Cut & Wrap
New fashion film club
October 24th 2014
Soho House in West Hollywood has the most beautiful film screening cinema equipped with lush red sofas, a bar and cashmere blankets to keep you cozy. This was the perfect environment for my dear friend, Alyn Horton, to host his first ‘Cut and Wrap’ series of interviews featuring tastemakers’ favourite ‘fashion films’ and feature films. I use the term ‘fashion film’ loosely because I used a bit of creative freedom so my selection included a commercial and a music video.
The feature film I selected was ‘Control’ directed by Anton Corbijn. Shot in colour and then edited in black and white for the viewer, it perfectly contrasts the shiny, synthetic fabrics of the late seventies present in England at that time. The story tells of Ian Curtis (played by Sam Riley) the lead singer of ‘Joy Division’ and his struggle with epilepsy and depression strongly contrasted by his popularity. The wardrobe is spot on in terms of nailing all of Ian’s looks at that time. The attention to detail and styling is perfectly accurate for that era. They are working class dressing smartly in stark contrast to the fashionable punk phase. This poster hangs in my house and has been with me since the 2007 release of the feature.
My first film that played was the music video ‘Weight of Love’ by Theo Wenner for the Black Keys. It features Lara Stone as the head of a female cult wearing a Chloe Spring 2014 dress with black Nikes. The video is so cool and perfectly captures the flawed utopia embodied by cults in the seventies – it’s the perfect combination of music, good direction and fashion. Unlike so many fashion films, it doesn’t seem contrived or pretentious.

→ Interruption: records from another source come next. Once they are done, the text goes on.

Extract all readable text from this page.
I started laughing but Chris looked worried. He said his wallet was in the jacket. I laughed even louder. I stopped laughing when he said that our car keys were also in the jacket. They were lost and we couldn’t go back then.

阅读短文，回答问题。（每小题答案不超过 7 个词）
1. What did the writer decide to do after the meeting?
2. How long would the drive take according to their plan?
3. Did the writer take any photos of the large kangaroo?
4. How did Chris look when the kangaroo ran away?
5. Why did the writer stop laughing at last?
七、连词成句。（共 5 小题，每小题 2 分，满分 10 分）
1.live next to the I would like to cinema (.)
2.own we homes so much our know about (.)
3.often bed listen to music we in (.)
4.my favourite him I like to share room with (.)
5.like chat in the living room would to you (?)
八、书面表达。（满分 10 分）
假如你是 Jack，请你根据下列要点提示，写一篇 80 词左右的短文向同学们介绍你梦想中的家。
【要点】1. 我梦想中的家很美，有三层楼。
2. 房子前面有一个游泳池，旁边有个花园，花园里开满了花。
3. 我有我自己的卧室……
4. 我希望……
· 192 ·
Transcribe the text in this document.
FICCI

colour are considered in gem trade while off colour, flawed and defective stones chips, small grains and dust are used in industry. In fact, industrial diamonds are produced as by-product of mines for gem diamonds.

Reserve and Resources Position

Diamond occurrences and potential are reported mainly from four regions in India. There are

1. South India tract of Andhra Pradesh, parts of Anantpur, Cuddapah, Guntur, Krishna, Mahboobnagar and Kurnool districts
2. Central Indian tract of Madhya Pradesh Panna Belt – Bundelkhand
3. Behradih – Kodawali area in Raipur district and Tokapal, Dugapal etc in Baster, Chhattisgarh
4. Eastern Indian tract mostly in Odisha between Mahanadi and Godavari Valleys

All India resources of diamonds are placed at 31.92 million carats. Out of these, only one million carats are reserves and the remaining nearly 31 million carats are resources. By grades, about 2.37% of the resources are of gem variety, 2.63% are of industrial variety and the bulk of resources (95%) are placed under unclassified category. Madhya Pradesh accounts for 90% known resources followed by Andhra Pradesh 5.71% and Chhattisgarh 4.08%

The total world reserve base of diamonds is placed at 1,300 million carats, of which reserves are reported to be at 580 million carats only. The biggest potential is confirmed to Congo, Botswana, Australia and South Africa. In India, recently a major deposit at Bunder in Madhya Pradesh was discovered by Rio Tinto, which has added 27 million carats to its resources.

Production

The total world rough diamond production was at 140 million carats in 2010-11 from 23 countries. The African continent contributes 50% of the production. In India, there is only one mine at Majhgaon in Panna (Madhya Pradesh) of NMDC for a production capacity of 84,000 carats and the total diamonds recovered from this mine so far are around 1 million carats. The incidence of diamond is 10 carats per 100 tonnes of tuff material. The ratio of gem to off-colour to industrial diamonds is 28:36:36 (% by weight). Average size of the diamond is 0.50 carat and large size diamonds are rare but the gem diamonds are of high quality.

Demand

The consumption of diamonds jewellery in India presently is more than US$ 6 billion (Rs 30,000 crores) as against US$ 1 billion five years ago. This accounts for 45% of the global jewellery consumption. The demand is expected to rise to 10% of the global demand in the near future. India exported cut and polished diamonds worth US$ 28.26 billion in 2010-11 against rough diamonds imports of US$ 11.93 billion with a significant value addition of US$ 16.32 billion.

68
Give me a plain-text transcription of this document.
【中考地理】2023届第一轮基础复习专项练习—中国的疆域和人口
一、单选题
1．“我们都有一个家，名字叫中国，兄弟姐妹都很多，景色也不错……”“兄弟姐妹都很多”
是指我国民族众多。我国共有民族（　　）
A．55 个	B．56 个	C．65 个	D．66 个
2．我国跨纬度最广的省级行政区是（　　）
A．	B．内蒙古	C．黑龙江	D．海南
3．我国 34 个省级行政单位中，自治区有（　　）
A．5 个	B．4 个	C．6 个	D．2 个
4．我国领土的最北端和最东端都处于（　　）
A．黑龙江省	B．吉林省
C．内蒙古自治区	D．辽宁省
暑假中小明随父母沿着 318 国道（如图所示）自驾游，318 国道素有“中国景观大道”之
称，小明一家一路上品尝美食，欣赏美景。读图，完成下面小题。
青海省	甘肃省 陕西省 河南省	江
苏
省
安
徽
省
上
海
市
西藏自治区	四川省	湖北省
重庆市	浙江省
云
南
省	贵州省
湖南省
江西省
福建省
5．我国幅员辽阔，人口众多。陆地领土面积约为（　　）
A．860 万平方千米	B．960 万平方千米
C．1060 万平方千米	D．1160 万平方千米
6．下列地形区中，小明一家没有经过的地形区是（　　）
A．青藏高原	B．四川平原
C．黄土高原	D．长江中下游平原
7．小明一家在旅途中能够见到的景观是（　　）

The second film is ‘Kaleidoscope’ by Carolina Melis. This film was made for the 60th anniversary of the fashion brand Chloe – one of my favourite womenswear labels. Without using actual clothes or words, it accurately conveys the style and emotion of the brand. The retro youthful feel of a kaleidoscope coloured in a sophisticated colour palette and textures really represent Chloe. The music is as dainty and whimsical as jewellery.
The third film is ‘Flora,’ a perfume commercial, directed by Chris Cunningham. Abbey Lee Kershaw is seen seemingly possessed in a field of flowers for this Gucci moment. Chris is known to have a significantly darker handwriting in music videos for the likes of Aphex Twins and Bjork. There is a beautiful power to this film which is accompanied by a dreamy remix of Donna Summers’ iconic disco anthem “I Feel Love.” Abbey is not simply wafting through a field smelling the flowers – she appears possessed and in possession of powers enabling her to send shockwaves through the blooms. So simple but so beautifully executed, it really fulfils the almost impossible task of conveying fragrance through film.
The fourth film is directed by the legendary Bruce Weber for Louis Vuitton. ‘Beautiful Strangers’ is shot in true Weber fashion; black and white cinematic beauty. The clothing is Nicolas Ghesquiere’s first collection for the house. Nicholas has always been one of my favourite designers and he didn’t disappoint with his first season at LV. His clothes are always detailed to perfection. Utilising black and white really allows the viewer to appreciate the intricacies of his creativity. The collection is so modern but the environment so classic that it becomes something memorable.